O princípio soteriológico também está presente nas controvérsias cristológicas posteriores, especialmente nas antiapolinárias. A alma racional do Salvador foi reafirmada pelos Padres Capadócios e Antióquia com base no antigo axioma: o que não é assumido não é curado, o que está unido a Deus é salvo. (Gregório Nazianzeno). É precisamente nesta linha que Máximo, o Confessor, apoiará a polémica antimonotelista: Ele assumiu tudo de mim para me dar a salvação, pois o que não é assumido não é curado.

Em Apolinário observamos a dependência da cristologia da soteriologia e da soteriologia da antropologia. Na sua abordagem platónica da antropologia, é apenas a carne que precisa de ser divinizada. Por isso dirá: o que não precisa ser curado não foi assumido.

C. Problema: que tipo de salvação está subjacente ao axioma: o que não se presume não é salvo? O fenômeno da mudança do centro de gravidade da cristologia da ressurreição para a encarnação equivale à mudança da soteriologia do mistério pascal para a encarnação.

 

D. Nas discussões cristológicas do século V começam a aparecer alguns aspectos negativos no desenvolvimento da cristologia. Eles são a contração dogmática e o formalismo. A contração ou redução dogmática do querigma consiste no estreitamento progressivo da reflexão sobre alguns conteúdos que o processo de ontologização foi privilegiando em detrimento de outros: o discurso sobre as naturezas e sobre a pessoa idealmente colocada na encarnação. Assim nasceu o verdadeiro dogma cristológico, entendido como parte da fé em Cristo solenemente fixada nas fórmulas oficiais do Magistério conciliar da Igreja. Tende a marginalizar e a deixar inativos os conteúdos menos harmonizados com a síntese dogmática, e determina uma configuração piramidal do edifício cristológico em que a base são os dados bíblicos e o ápice, cada vez mais adelgaçado, é a definição dogmática. As matrizes históricas que favoreceram tal processo são,

para. em primeiro lugar, a dialética entre os dados revelados e a cultura ambiental. A necessidade de tornar Cristo significativo para os homens de mentalidade ontológica como os gregos levou-os a concentrar-se nos elementos mais adequados a este diálogo.

b. A segunda matriz é a dialética heresia-ortodoxia. Em alguns aspectos, o dogma é fruto da heresia.

c. Formalismo. Aparece quando a fé em Cristo começa a ser medida mais pela fórmula e pela afirmação do que pelo conteúdo. As fórmulas começam a enrijecer-se para se tornarem uma estrutura fechada, que se afirma. Nesta linha pode-se argumentar que a intolerância teológica é o defeito mais flagrante da cristologia das escolas do século V. Mortificou o saudável pluralismo das cristologias e levou à perda inestimável de quase todo o património da escola Antióquia, esquecendo o que dizia Símaco: não se pode chegar a um mistério tão grande por um só caminho.

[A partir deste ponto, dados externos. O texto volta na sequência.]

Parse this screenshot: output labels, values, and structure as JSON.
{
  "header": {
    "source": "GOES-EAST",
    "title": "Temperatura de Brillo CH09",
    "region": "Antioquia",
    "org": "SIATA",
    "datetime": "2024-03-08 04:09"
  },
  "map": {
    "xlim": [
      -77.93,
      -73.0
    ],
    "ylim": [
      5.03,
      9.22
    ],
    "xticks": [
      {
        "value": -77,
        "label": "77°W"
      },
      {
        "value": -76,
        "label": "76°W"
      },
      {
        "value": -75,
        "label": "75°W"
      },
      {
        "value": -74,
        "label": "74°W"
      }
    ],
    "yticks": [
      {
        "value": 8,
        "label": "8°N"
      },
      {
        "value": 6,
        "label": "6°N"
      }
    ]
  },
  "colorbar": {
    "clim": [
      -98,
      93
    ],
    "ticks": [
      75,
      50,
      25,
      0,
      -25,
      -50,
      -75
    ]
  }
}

Com Máximo, o Confessor, a cristologia patrística recuperou-se desta vertente. O drama da divisão das igrejas Nestoriana e Monofisita em torno de Calcedónia, com a consequente desintegração do Oriente cristão face ao Islamismo, deve-se a esta esterilização da fé devido à sua excessiva conceptualização e formalização. A ela também se atribui um distanciamento inicial entre o Cristo da teologia e o Cristo do povo.

É preciso dizer que Calcedônia não constitui uma síntese completa do pensamento patrístico. Devemos recuperar o resumo de 451.